A last facial feature that is rated attractive in women is facial symmetry.
Again, it has been suggested that facial symmetry signals health (Shackelford & Larsen, 1999).
Women with more symmetrical facial features are rated more attractive than women with less facial symmetry (Gangestad & Thornhill, 1997; Grammer & Thornhill, 1994). When focusing on bodily features, two important cues are waist-to-hip ratio (WHR) and body-mass-index (BMI).
Singh (1993, 1995) reported that men, in general, prefer slim women (low BMI) to overweight women (high BMI), and a WHR of 0.70.
For women the WHR ranges from 0.67 to .080.
Furnham, McLelland, and Omer (2003) tested Singh’s hypothesis, using drawings of either light or heavy women, with high or low WHR.
British and Kenyan women both rated a WHR of 0.70 as most attractive, and preferred light women over heavier ones.
Later studies using more realistic computer images (eg Streeter & McBurney, 2003) also confirm Singh’s hypotheses. In a study, using front-view and profile pictures of women, Torte and Cornelissen (2001) noted that BMI and WHR are both important cues in attractiveness ratings.

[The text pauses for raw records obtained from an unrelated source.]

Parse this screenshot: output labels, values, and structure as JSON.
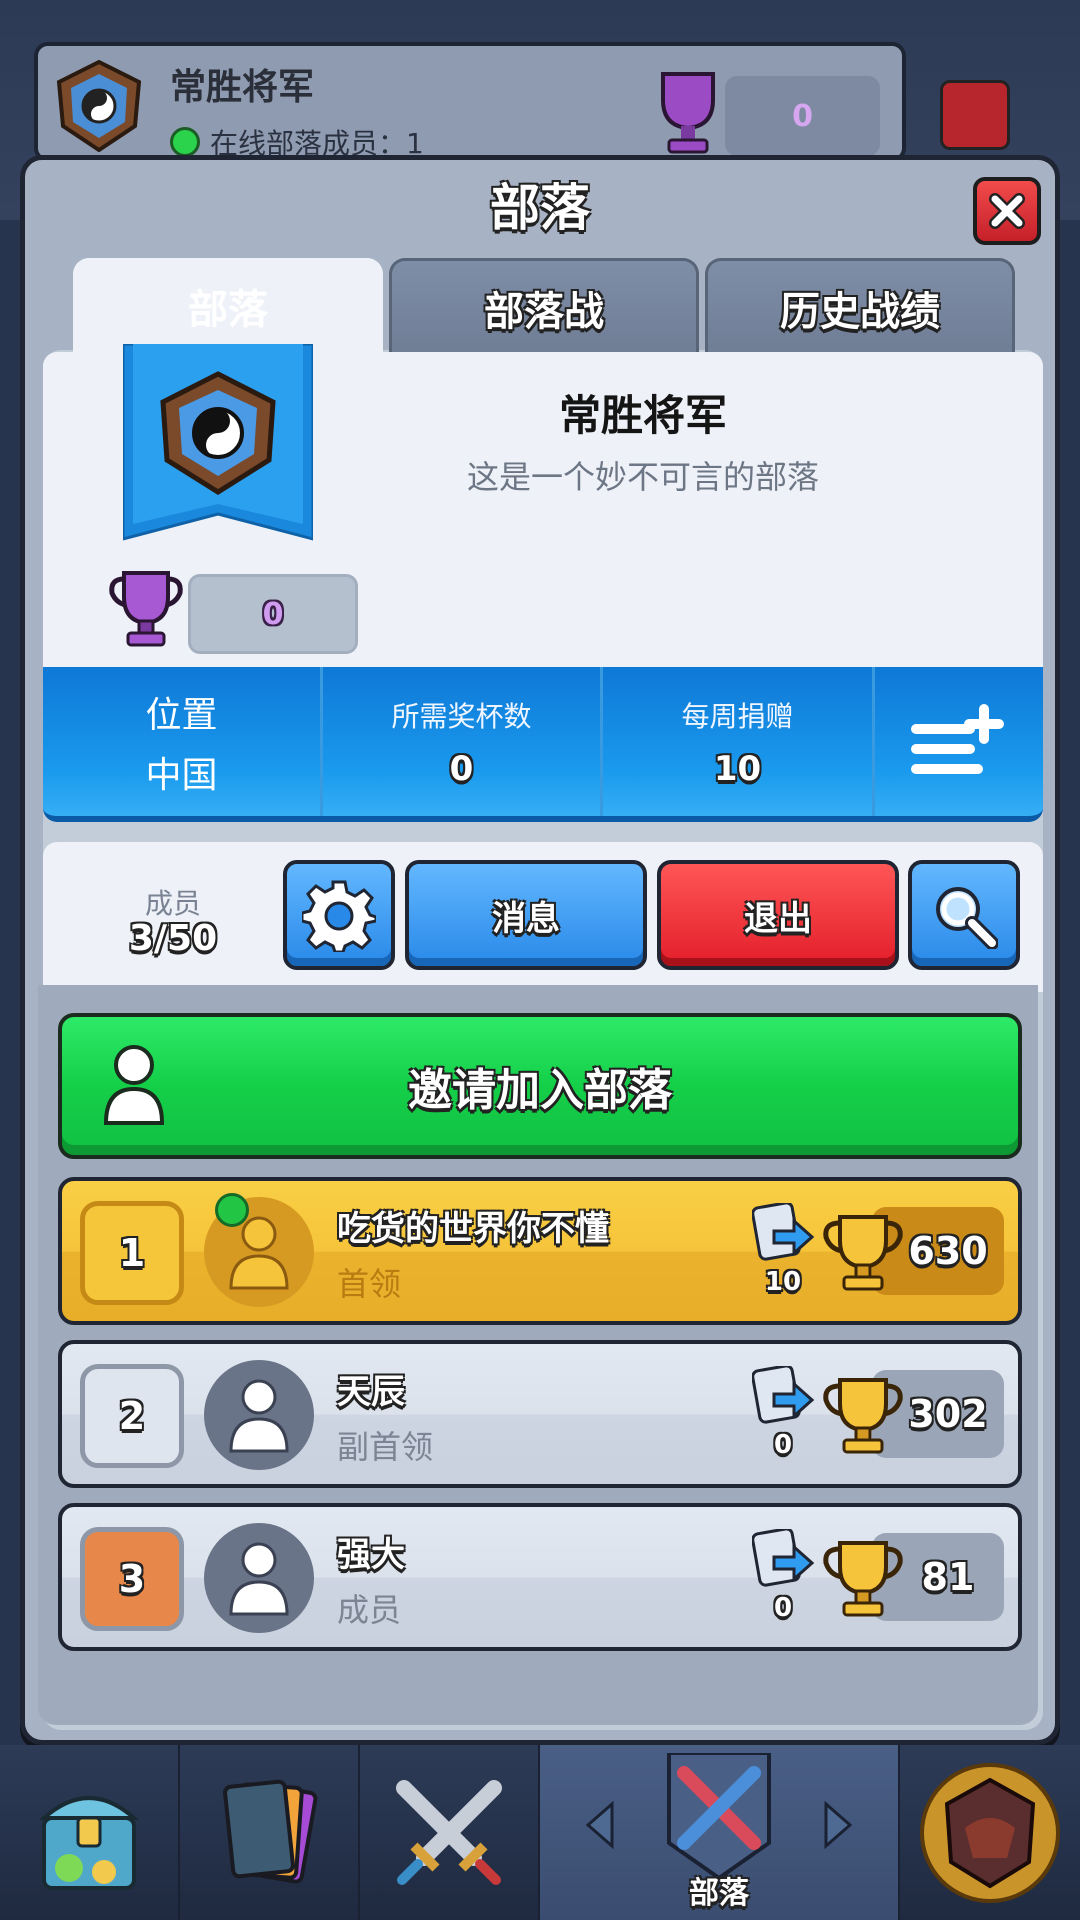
{
  "background": {
    "clan_name": "常胜将军",
    "online_text": "在线部落成员：1",
    "trophies": "0"
  },
  "modal": {
    "title": "部落",
    "tabs": [
      {
        "label": "部落",
        "active": true
      },
      {
        "label": "部落战",
        "active": false
      },
      {
        "label": "历史战绩",
        "active": false
      }
    ]
  },
  "clan": {
    "name": "常胜将军",
    "description": "这是一个妙不可言的部落",
    "trophies": "0",
    "stats": {
      "location_label": "位置",
      "location_value": "中国",
      "required_trophies_label": "所需奖杯数",
      "required_trophies_value": "0",
      "weekly_donations_label": "每周捐赠",
      "weekly_donations_value": "10"
    }
  },
  "members_bar": {
    "label": "成员",
    "count": "3/50",
    "message_label": "消息",
    "leave_label": "退出"
  },
  "invite": {
    "label": "邀请加入部落"
  },
  "members": [
    {
      "rank": "1",
      "name": "吃货的世界你不懂",
      "role": "首领",
      "donations": "10",
      "trophies": "630",
      "online": true
    },
    {
      "rank": "2",
      "name": "天辰",
      "role": "副首领",
      "donations": "0",
      "trophies": "302",
      "online": false
    },
    {
      "rank": "3",
      "name": "强大",
      "role": "成员",
      "donations": "0",
      "trophies": "81",
      "online": false
    }
  ],
  "bottom_nav": {
    "active_label": "部落",
    "items": [
      "shop-chest-icon",
      "cards-icon",
      "battle-swords-icon",
      "clan-shield-icon",
      "tournament-icon"
    ]
  },
  "colors": {
    "accent_blue": "#1a9aee",
    "green_button": "#14cf48",
    "red_button": "#e21e2a",
    "gold_row": "#f6c43a"
  }
}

Both their male and female raters preferred the depicted (real) women with lower BMI, and lower WHR.
In their conclusion, BMI was put forward as the most important predictor.
This importance of BMI is what defines attractiveness for men and women.
Low BMI seems to be more important for women than for men to be rated as attractive.
This falls in line with the research of Maisey, Vale, Cornelissen, and Tovee (1999).
They compared attractiveness ratings of pictures of men and women, and concluded that size (BMI) is most important for women, while shape is most important for men.
For men, it is not the waist-to-hip ratio that determines their attractiveness, but rather waist-to-chest ratio (WTC).
Maisey et al (1999) noted that men with higher BMI, but smaller WTC (indicating big chest) were still rated attractive, while for women BMI was the main criterion to rate attractiveness.
Women with higher BMI are rated less attractive, even if they have the ideal WHR.